Он жадно глотал всякие сведения, если только понимал, что они могут ему пригодиться. Так, например, астрономия вначале мало его привлекала, а принялся он за нее со всем пылом, лишь когда я разъяснил, какую практическую пользу дают измерения высоты звезд.
Я убежден, что если б мы не взяли с собой книг, которые здесь после нас останутся, то для последующих поколений пропала бы вся идеальная сторона этой крупицы духовного наследия человечества, доставленной с Земли, потому что бесспорно способный, но странно рассудочный Том не смог бы ее передать. А я все же продолжаю думать об этих грядущих поколениях… Мне хотелось бы, чтобы это не были дикари. Пускай они знают, что разум человеческий могуч, что он творит дела великие и прекрасные, что он ищет Бога в золотой пыли звезд и самого себя среди сухожилий и сосудов собственного тела, что он способен страстно алкать истины ради истины и красоты ради красоты и служит надежнейшим оружием в борьбе человека с природой, пусть умеют ценить этот разум и пользоваться его силой…
Так не терпится мне сказать обо всем этом Тому, хоть он, к сожалению, не всегда желает слушать подобные речи, так мне не терпится, словно я опасаюсь, что не хватит времени.

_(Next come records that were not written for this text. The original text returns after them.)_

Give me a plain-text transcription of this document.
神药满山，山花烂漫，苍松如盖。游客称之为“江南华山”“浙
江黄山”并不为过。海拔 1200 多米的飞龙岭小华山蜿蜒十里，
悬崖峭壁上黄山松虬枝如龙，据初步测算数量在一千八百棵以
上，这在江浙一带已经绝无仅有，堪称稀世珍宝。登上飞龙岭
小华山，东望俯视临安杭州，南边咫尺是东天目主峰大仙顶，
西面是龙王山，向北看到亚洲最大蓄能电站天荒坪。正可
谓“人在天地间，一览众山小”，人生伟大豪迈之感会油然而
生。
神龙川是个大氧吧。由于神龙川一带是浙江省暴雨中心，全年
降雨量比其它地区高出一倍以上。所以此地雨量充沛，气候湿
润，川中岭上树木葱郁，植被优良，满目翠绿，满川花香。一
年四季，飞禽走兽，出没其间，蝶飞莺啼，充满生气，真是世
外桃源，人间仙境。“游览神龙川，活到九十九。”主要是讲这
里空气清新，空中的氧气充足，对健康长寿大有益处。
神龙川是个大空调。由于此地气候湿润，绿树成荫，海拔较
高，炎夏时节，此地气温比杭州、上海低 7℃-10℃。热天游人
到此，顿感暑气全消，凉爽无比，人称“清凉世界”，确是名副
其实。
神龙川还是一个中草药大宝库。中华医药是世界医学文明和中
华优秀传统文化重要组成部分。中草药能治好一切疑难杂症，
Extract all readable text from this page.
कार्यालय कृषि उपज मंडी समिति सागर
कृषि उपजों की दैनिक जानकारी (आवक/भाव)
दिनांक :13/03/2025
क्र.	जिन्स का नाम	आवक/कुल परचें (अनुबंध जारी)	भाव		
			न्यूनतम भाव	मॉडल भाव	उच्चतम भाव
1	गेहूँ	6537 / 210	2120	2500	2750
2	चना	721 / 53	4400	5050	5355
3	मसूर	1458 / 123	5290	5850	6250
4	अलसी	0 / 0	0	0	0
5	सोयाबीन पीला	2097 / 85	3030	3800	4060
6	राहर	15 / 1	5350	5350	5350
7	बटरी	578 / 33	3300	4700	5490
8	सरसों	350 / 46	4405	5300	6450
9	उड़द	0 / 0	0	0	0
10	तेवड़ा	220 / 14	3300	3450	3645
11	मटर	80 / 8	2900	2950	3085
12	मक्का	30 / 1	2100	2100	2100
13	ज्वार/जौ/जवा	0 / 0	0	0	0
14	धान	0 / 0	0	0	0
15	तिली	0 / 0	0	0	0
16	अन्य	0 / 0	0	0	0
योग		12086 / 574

Ведь когда умру я, когда умрем все мы, земляне, учителем и пророком лунного племени останется он, его прародитель, да старые книги, перенесенные в этот мир людьми с далекой планеты.

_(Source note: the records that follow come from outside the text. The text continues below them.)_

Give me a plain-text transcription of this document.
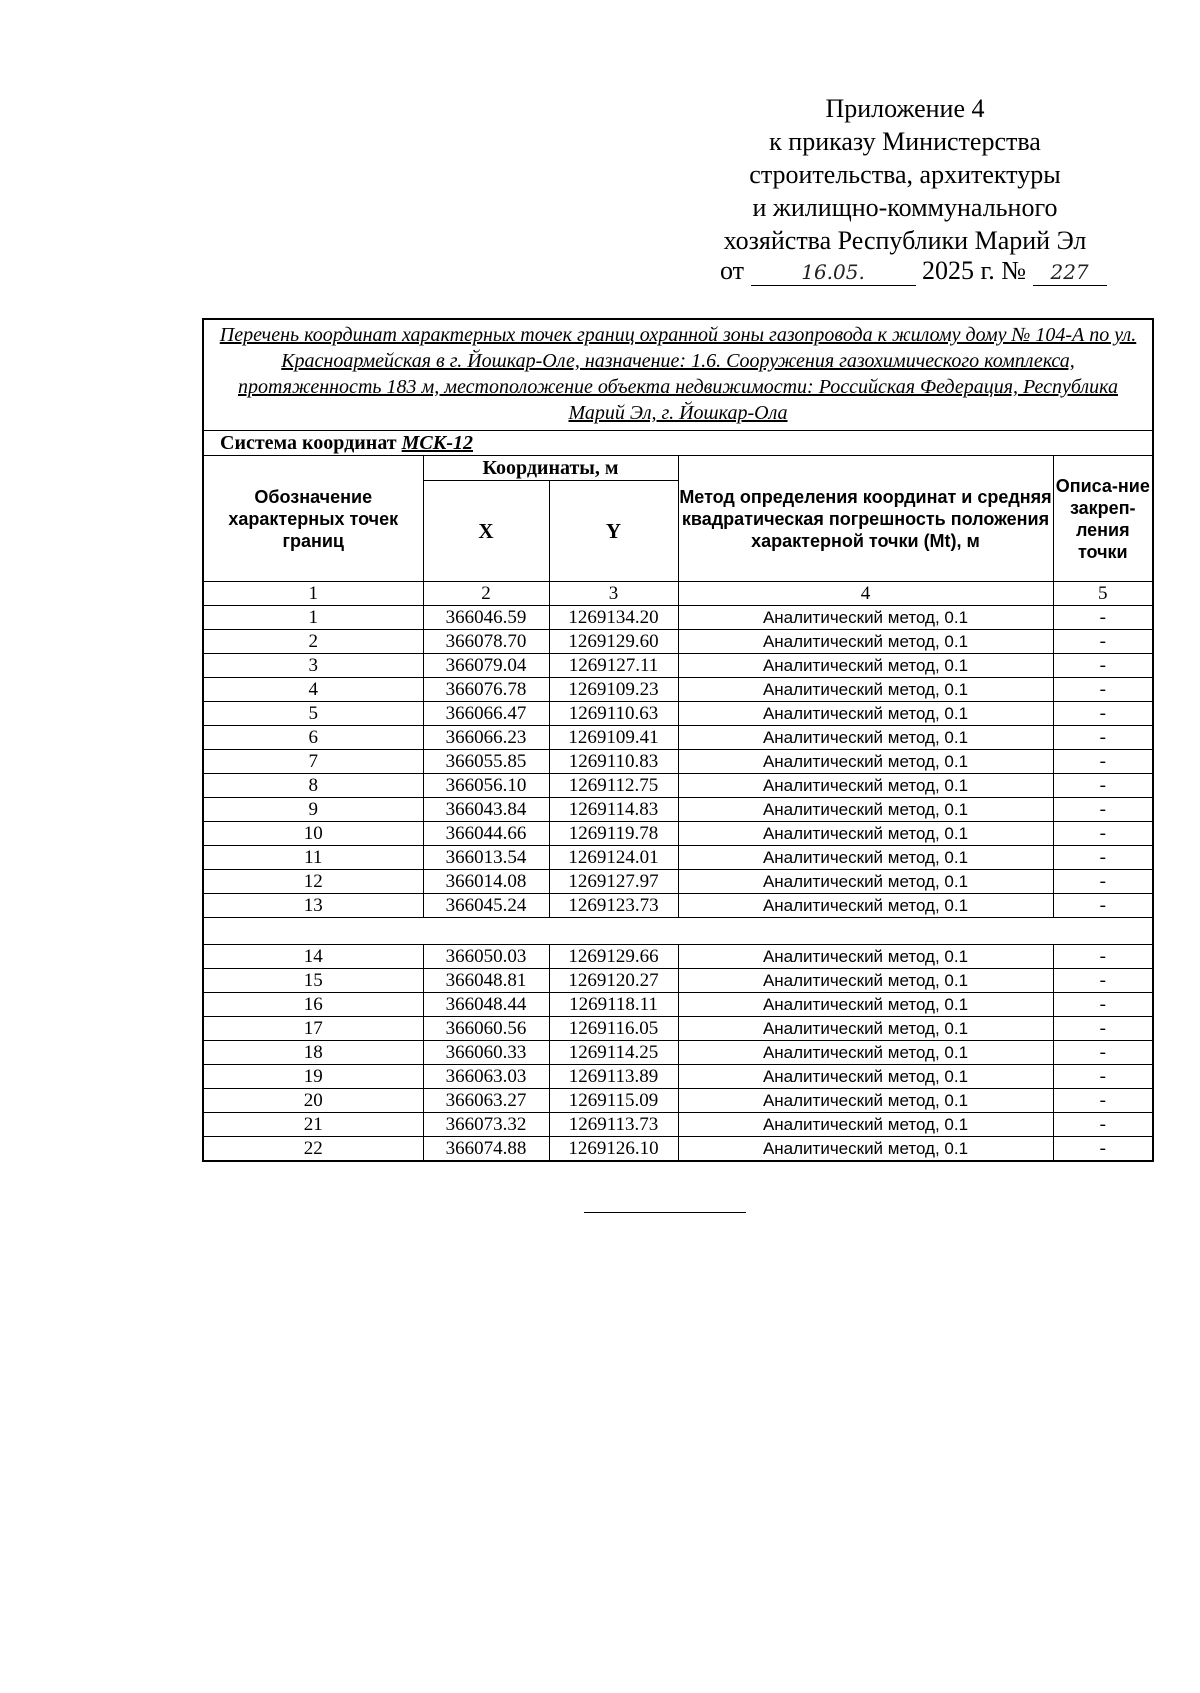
Приложение 4
к приказу Министерства
строительства, архитектуры
и жилищно-коммунального
хозяйства Республики Марий Эл
от	16.05. 2025 г. № 227
Перечень координат характерных точек границ охранной зоны газопровода к жилому дому № 104-А по ул. Красноармейская в г. Йошкар-Оле, назначение: 1.6. Сооружения газохимического комплекса, протяженность 183 м, местоположение объекта недвижимости: Российская Федерация, Республика Марий Эл, г. Йошкар-Ола				
Система координат МСК-12				
Обозначение характерных точек границ	Координаты, м		Метод определения координат и средняя квадратическая погрешность положения характерной точки (Mt), м	Описа-ние закреп-ления точки
	X	Y		
1	2	3	4	5
1	366046.59	1269134.20	Аналитический метод, 0.1	-
2	366078.70	1269129.60	Аналитический метод, 0.1	-
3	366079.04	1269127.11	Аналитический метод, 0.1	-
4	366076.78	1269109.23	Аналитический метод, 0.1	-
5	366066.47	1269110.63	Аналитический метод, 0.1	-
6	366066.23	1269109.41	Аналитический метод, 0.1	-
7	366055.85	1269110.83	Аналитический метод, 0.1	-
8	366056.10	1269112.75	Аналитический метод, 0.1	-
9	366043.84	1269114.83	Аналитический метод, 0.1	-
10	366044.66	1269119.78	Аналитический метод, 0.1	-
11	366013.54	1269124.01	Аналитический метод, 0.1	-
12	366014.08	1269127.97	Аналитический метод, 0.1	-
13	366045.24	1269123.73	Аналитический метод, 0.1	-

14	366050.03	1269129.66	Аналитический метод, 0.1	-
15	366048.81	1269120.27	Аналитический метод, 0.1	-
16	366048.44	1269118.11	Аналитический метод, 0.1	-
17	366060.56	1269116.05	Аналитический метод, 0.1	-
18	366060.33	1269114.25	Аналитический метод, 0.1	-
19	366063.03	1269113.89	Аналитический метод, 0.1	-
20	366063.27	1269115.09	Аналитический метод, 0.1	-
21	366073.32	1269113.73	Аналитический метод, 0.1	-
22	366074.88	1269126.10	Аналитический метод, 0.1	-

Я однажды сказал Тому, что он должен быть прилежным и изучать все, а не только то, что ему нравится, ибо в будущем он станет воспитателем нового поколения. Том посмотрел на меня изумленными глазами и спросил:
— А ты, дядя, что же ты тогда будешь делать? Ведь ты все знаешь.
— Я тогда уже не буду жить.
— А кто тебя убьет?
Том не понимал, что существует иная смерть, естественная. Он видел убитых животных и сам убивал их, но еще никогда не видел умирающего существа. Начал я объяснять ему неизбежность смерти. Он внимательно слушал и вдруг прервал меня, воскликнув:
— Так и Педро умрет?!
— Умрет, сынок, как я, как и твоя мама, как и ты сам, наконец…
Том мотнул головой.
— Я не умру, потому что… ну, какая мне от этого польза?

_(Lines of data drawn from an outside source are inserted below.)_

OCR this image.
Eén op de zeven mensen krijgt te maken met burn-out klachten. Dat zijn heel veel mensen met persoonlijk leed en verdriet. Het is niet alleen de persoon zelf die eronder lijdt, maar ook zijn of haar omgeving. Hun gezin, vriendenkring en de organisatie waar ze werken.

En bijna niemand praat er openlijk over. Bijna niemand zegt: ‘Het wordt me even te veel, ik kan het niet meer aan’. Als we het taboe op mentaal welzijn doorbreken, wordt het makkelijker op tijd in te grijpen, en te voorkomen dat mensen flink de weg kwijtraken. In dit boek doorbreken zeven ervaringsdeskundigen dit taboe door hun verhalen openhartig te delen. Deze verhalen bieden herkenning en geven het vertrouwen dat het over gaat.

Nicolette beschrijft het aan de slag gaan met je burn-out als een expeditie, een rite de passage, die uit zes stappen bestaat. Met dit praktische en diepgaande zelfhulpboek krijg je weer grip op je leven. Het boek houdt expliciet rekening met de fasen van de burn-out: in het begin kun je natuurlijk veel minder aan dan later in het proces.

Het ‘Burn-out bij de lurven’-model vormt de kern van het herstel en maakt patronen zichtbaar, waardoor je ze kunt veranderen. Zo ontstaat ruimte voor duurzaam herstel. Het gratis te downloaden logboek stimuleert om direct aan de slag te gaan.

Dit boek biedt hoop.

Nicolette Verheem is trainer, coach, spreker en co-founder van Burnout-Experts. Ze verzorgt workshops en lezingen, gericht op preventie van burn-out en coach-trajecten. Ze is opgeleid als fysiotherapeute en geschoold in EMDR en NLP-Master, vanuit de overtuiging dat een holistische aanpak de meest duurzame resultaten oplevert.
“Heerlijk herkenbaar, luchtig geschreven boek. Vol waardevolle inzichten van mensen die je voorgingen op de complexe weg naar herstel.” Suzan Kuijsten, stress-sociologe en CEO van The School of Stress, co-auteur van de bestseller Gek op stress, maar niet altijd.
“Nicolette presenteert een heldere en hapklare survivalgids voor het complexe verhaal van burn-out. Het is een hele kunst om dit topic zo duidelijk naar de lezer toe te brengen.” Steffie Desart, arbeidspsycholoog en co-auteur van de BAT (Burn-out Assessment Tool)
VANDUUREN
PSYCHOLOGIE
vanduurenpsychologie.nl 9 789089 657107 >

Я невольно рассмеялся и вновь начал ему толковать, что смерть не зависит от желания человека, но мальчик был рассеян и явно думал о чем-то своем. Наконец он заговорил, понизив голос и словно колеблясь:
— Дядя, ежели Педро умрет, так пускай он раньше умрет, чем ты, раньше нас всех, быстрей пускай умирает. Ведь он же вовсе не нужен. Тогда ты остался бы один с нами и с мамой и было бы нам хорошо…
Я выбранил мальчика за эти слова, сказал, что никому он не должен желать смерти, а уж меньше всего Педро: ведь Педро — отец его сестричек. Том угрюмо посмотрел на меня, вздохнул, а потом укоризненно произнес:
— Почему же ты, дядя, не отец моих сестричек? Я лучше тебя хочу, чем Педро, и мама тоже… Педро нам не нужен.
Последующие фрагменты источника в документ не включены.